One of the most senior figures on the International Olympic Committee said yesterday that Alain Baxter's explanation of how he unwittingly failed a drug test at last month's Winter Olympics was "not disputed", but that the IOC had no choice under its anti-doping rules other than to strip him of his slalom bronze medal.
Baxter told a press conference in London yesterday that he had bought and used a Vicks nasal inhaler in America that he thought was identical to the one he had been using for years at home.
The US version, however, contains levamfetamine, a strain of the banned substance methamphetamine, while the British version does not. Baxter's urine sample showed traces of levamfetamine. After an appeal to the IOC failed last week, he lost his medal.

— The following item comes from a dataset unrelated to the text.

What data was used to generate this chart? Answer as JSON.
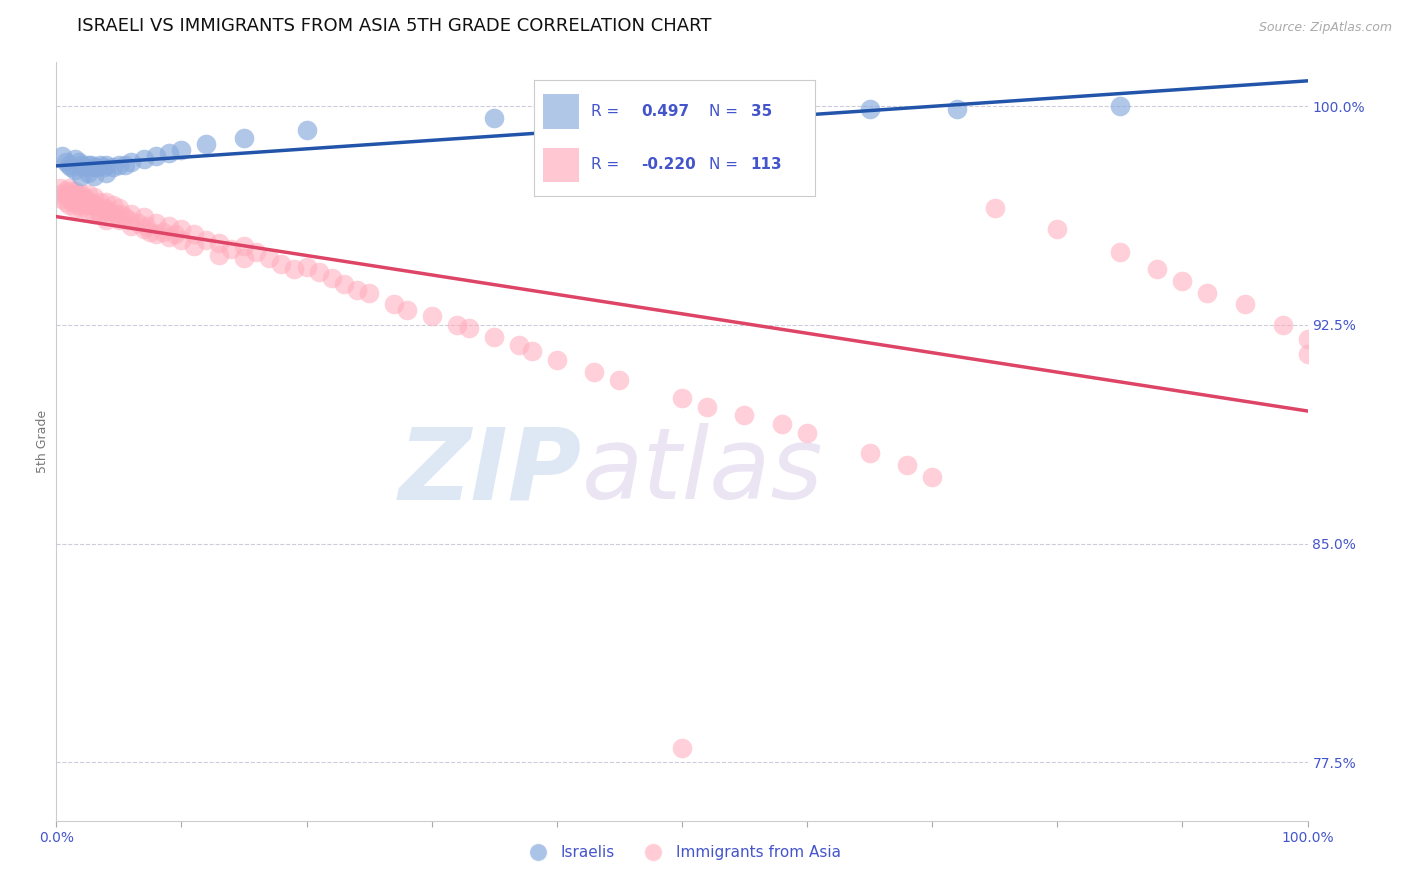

"This [Baxter's version of events] is not disputed," Francois Carrard, the director general of the IOC, said. "But the rules are such that the mere presence in the body of a banned substance – unless instilled beyond doubt by some criminal, for example – automatically triggers the decision [to find the athlete guilty]. The rules allow no room for assessing the circumstances.
"The rules are very harsh. We have to admit that. But we have no margin at all for judging how a substance got there. The rules are clear. They are not against one man. They are there for the purposes of the fight against doping. We did not base our decision on the assumption that what he told us was not true."
Mr Carrard said the IOC had sent a copy of its full findings to the International Skiing Federation (FIS), the sport's world governing body, which must now decide what further action, if any, to take. "They have a margin of flexibility that we do not," he said.
The FIS could in theory ban Baxter from competition for up to two years – an interim ban until June is already in place – or could in effect exonerate him and allow him to continue with his career. "They may say, 'We don't want to ruin his career' and take lenient action."
Baxter, shattered by news of the IOC's decision, has good reason to feel his career has already been damaged. There is a chance, however, that he may yet appeal against the IOC's decision to the Court of Arbitration, an independent international body with its headquarters in Switzerland.
If he does this – and the skier said last night he was consulting his lawyers to decide how to proceed – there is a small chance of being found innocent, in which case he would get his medal back. Mr Carrard said the IOC would stand by any decision the court made.
An appeal could become technically convoluted, however. Baxter would need to prove the methamphetamine isomer found in his urine sample was not performance- enhancing. There are two strains, one found in the Vicks he said he took and another, more active substance more commonly associated with the drug "speed".
The problem Baxter faces is that his urine samples were tested by the IOC, which does not differentiate between the two strains of methamphetamine. On such technicalities his reputation hinges and he has yet to decide what to do next.
"It has been a long three weeks," Baxter said. "I have gone from the best couple of days of my life to the worst three weeks. I really wanted it to be over.
"I agree with drug-testing. You should not cheat in sport. But there should be a rule whether it is performance- enhancing or not."
Support for Baxter came from the British Olympic Association, which said it supported him fully and felt he had been the victim of a bad decision, and the British Ski and Snowboard Federation. A BSSF spokeswoman said: "The punishment is far too harsh and doesn't particularly fit the crime if you can call it a crime."
Baxter's grandfather, Chick, described the IOC decision as "a terrible blow" and said his grandson was "heartbroken". He added: "Alain definitely hasn't done anything wilfully or deliberately wrong. When you are a clean-living person it is difficult to live with such a situation."